SOCRATE 480b-481b Donc, pour nous défendre d’une accusation d’injustice, lorsque nous en avons commis une nous-mêmes, ou nos parents, ou nos amis, ou nos enfants, ou notre patrie, la rhétorique n’est pour nous d’aucun usage, Polos, à moins qu’on n’admette au contraire qu’il faut s’accuser soi-même le premier, puis ses parents et ses amis, toutes les fois qu’ils ont commis quelque injustice, qu’il ne faut point cacher sa faute, mais l’exposer au grand jour, afin de l’expier et de recouvrer la santé, qu’on doit se faire violence à soi-même et aux autres pour ne pas reculer, mais pour s’offrir les yeux fermés et avec courage, comme on s’offre au médecin pour être amputé ou cautérisé, qu’il faut poursuivre le bon et le beau, sans tenir compte de la douleur, et, si la faute qu’on a commise mérite des coups, aller au-devant des coups ; si elle mérite la prison, aller au-devant des chaînes ; si elle mérite une amende, la payer ; l’exil, s’exiler ; la mort, la subir ; être le premier à déposer contre soi-même et contre ses proches et pratiquer la rhétorique uniquement pour se délivrer, par la manifestation de ses crimes, du plus grand des maux, l’injustice. Est-ce là, oui ou non, Polos, ce que nous devons dire ?
POLOS Cela me paraît étrange, Socrate ; mais peut-être est-ce la conséquence de ce que nous avons dit précédemment.
SOCRATE Ainsi donc, il faut, ou bien rétracter ce que nous avons dit, ou bien admettre ces conclusions ?
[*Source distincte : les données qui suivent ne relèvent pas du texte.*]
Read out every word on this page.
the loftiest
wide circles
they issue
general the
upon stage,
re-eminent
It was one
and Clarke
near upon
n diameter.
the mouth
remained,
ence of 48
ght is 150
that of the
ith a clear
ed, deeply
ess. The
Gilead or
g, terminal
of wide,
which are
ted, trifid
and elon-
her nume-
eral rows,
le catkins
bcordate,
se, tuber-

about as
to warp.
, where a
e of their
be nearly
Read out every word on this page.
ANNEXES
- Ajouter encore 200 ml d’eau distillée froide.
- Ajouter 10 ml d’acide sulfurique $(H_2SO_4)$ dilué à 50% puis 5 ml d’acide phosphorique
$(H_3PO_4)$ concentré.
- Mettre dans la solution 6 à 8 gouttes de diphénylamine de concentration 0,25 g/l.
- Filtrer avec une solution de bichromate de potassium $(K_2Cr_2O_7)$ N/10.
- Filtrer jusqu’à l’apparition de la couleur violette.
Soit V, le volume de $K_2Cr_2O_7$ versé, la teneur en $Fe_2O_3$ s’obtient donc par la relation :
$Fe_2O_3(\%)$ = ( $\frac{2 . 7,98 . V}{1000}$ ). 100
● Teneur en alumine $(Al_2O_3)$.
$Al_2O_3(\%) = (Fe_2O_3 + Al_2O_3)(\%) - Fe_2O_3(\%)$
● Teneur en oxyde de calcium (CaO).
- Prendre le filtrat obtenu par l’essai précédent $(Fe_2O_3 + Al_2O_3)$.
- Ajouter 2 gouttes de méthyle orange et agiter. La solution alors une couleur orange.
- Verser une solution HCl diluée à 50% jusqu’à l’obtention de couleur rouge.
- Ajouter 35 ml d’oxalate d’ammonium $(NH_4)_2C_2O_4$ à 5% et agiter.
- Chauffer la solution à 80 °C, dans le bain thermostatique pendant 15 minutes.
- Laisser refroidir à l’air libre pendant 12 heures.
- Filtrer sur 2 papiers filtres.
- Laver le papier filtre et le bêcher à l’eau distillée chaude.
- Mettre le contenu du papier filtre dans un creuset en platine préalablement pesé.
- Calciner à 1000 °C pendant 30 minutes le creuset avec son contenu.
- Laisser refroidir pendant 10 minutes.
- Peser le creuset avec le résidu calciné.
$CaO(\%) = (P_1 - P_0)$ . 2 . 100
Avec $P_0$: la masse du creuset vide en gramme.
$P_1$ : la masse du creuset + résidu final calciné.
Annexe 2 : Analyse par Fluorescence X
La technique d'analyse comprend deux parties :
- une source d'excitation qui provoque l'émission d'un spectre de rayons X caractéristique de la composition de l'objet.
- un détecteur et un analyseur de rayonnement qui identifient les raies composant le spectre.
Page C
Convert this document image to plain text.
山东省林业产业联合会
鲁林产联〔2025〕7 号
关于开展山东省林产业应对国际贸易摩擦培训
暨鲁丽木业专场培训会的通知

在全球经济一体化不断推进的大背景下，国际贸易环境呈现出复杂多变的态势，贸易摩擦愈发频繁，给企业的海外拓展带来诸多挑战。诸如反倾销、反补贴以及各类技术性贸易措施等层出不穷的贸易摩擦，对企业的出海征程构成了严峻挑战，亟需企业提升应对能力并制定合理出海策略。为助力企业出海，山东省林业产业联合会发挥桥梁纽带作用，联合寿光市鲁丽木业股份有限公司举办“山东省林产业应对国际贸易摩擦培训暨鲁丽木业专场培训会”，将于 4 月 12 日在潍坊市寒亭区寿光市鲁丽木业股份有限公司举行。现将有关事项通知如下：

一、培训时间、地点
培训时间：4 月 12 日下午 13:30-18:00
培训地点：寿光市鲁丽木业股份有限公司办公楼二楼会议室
POLOS Oui, la chose est ainsi.
SOCRATE Prenons maintenant le cas contraire. Supposons qu’il faille faire du mal à quelqu’un, ennemi ou tout autre, — pourvu qu’on ne soit pas soi-même lésé par son ennemi, car il faut bien prendre garde à cela, — si donc c’est un autre que cet ennemi a lésé, il faut faire tous ses efforts, en actions et en paroles, pour qu’il ne soit pas puni et ne vienne pas devant le juge ; et, s’il y vient, il faut s’arranger pour qu’il échappe et ne soit pas puni, de sorte que, s’il a volé une grande quantité d’or, il ne le rende pas, mais le garde et le dépense pour lui-même et les siens d’une manière injuste et impie, et que, s’il a mérité la mort par ses crimes, il y échappe et, si c’est possible, qu’il ne meure jamais, mais soit immortel dans sa méchanceté, ou que du moins il vive le plus longtemps possible dans l’état où il est. Telles sont, 481b-482a Polos, les fins pour lesquelles la rhétorique me semble pouvoir servir ; car pour celui qui ne doit commettre aucune injustice, je ne vois pas qu’elle puisse lui être d’une grande utilité, si tant est qu’elle en ait aucune ; car notre argumentation précédente nous a fait voir qu’elle n’était bonne à rien.